Il filo che unisce tanto fascino è, come evidente dal titolo della mostra, il "confine", trattato sotto diversi punti di vista, ben introdotti dalle delicate didascalie e - per chi preferisce l'audioguida - dalle parole del curatore Marco Goldin.
Da Gauguin a Van Gogh, da Turner a Rothko, da Cezanne a Monet, dal goriziano Dugo al cervignanese Zigaina fino a tanti, tanti altri, è un progressivo immergersi nel mistero del limite. E' il confine paesaggistico, quasi si potrebbe dire biblico, tra le separazioni della Genesi, la luce dalle tenebre, la terra dal cielo, le acque dalla terraferma... E' il confine tra gli esseri viventi - animali e vegetali - e il regno minerale, la vita che spunta ovunque e che sfida le rocce apparentemente invincibili. E' il confine tra l'essere umano e la Natura che lo circonda, tra la donna e l'uomo, tra gli umani sottilmente divisi dalla linea della pace e della guerra. Ed è il confine tra la propria interiorità e il mondo esterno, dialogo a volte fecondo, altre volte impossibile, l'io come amico o nemico di tutto ciò che lo circonda. C'è spazio per la filosofia, per la teologia, per la storia, per la psicologia e la psicoanalisi, per l'etica, l'estetica e la logica, in un turbinio di linee, forme e colori.
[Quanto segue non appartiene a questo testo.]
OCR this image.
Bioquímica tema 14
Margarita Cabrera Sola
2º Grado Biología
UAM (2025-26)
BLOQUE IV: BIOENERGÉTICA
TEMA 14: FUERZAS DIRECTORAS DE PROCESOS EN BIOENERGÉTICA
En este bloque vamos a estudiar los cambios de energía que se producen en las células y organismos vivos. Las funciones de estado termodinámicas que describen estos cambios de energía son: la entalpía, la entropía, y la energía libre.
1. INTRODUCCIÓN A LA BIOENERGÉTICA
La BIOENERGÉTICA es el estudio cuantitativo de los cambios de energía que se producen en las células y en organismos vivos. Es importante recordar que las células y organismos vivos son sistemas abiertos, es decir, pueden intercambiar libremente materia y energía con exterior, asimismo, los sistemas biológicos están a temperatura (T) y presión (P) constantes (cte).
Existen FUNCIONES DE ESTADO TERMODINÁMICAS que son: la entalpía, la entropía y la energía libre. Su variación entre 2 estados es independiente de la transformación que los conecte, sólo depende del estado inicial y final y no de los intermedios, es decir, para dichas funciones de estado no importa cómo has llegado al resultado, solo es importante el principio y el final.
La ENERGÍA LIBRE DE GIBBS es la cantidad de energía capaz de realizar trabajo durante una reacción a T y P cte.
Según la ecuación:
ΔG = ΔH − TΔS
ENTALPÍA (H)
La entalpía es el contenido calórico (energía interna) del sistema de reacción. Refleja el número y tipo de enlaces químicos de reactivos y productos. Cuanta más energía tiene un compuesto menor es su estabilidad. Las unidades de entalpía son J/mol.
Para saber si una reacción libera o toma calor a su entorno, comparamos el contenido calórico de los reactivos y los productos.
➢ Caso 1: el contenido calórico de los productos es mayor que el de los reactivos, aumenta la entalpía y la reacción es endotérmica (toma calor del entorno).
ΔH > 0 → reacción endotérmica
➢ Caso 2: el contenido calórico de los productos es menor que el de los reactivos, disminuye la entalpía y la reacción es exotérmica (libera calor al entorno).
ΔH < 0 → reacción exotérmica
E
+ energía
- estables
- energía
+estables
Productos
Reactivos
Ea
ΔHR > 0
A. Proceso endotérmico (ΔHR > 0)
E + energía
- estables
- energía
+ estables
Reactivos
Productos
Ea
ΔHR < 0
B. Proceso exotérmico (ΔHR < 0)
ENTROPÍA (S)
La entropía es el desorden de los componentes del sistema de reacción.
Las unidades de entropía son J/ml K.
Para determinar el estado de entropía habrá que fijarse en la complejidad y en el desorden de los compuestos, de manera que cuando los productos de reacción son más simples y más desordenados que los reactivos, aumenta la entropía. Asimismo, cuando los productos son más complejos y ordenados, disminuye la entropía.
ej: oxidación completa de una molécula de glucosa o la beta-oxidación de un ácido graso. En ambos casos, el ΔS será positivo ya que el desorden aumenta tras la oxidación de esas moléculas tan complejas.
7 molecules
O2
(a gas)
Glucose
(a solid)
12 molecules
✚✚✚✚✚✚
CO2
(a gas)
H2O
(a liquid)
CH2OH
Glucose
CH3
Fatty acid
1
Nell'opportuno rifiuto della tradzionale esposizione cronologica, gli spazi e i tempi si intrecciano e trascinano il visitatore in un turbine di sensazioni ed emozioni che lo proiettano ora al di fuori di sé, nella contemplazione estatica o inquieta dell'arte, ora dentro di sé alla ricerca di corrispondenze e suggestive connessioni.
Non può mancare, anzi è forse dominante in ogni rappresentazione, il confine dei confini, la madre di tutte le frontiere, quello fra la Vita e la Morte. L'unico modo di rappresentare questo passaggio misterioso nella dimensione del non-spazio e del non-tempo è l'esperienza artistica che proietta chi la realizza, ma anche chi ne è entusiasta spettatore, in una nuova realtà, che travalica clamorosamente la fragile frammentarietà di ogni essere vivente. Una simile immersione nella Bellezza non può che suscitare una profonda nostalgia dell'infinito e percepire un sottile e malinconico presagio di eternità.
Davvero, da non perdere!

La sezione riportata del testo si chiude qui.